For several hours each day, the two would sit in the living room of their dorm and Nocca would listen to Greenbaum read. As Nocca recalls: “Reading at a conversational pace takes quite a bit of time and patience. He was a gem, an absolute gem.” Greenbaum says that he benefited from the arrangement as well. “Joe’s a very smart guy, so if I didn’t understand something, we could talk about it, and figure out the theory of law together. We would stop the reading to discuss it—you learn it better that way.”
After graduation, Nocca founded his own practice in Yonkers, N.Y., focusing on trust and estate law. By that time, a kind of specialty glasses had been invented that magnified text without making it blurry—so he could read his own cases, albeit slowly.

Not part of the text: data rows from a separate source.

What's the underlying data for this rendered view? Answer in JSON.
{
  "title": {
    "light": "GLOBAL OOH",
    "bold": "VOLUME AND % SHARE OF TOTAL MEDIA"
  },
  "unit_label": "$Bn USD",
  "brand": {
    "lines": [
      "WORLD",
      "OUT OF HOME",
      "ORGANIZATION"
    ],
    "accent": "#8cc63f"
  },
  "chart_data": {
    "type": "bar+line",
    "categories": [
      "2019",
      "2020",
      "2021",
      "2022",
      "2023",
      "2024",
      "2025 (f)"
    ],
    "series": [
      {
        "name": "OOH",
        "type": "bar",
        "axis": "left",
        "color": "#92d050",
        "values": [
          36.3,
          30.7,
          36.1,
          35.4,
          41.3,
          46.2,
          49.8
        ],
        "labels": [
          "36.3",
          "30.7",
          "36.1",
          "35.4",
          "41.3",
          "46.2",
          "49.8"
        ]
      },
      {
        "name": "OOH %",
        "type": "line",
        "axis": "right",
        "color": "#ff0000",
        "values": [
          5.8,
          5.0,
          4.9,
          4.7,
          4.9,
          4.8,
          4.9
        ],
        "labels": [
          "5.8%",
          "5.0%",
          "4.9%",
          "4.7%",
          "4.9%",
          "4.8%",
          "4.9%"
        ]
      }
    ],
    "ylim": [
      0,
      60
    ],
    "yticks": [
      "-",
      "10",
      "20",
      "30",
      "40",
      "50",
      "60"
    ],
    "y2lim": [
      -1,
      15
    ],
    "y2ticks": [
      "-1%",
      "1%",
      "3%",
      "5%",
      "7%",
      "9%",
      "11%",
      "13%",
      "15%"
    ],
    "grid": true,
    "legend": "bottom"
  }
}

In 1989, he was elected a judge in the criminal division of the Yonkers City Court. There, “[i]t was a breeze,” he says. Two legal secretaries would read his cases to him, and he would dictate his decisions.
Greenbaum eventally became a partner and trademark law expert at the firm Cowan, Liebowitz & Latman in New York City. Now retired, he and Nocca are still friends, and they still think back to their unusual working relationship at HLS. “It was an adventure,” says Greenbaum.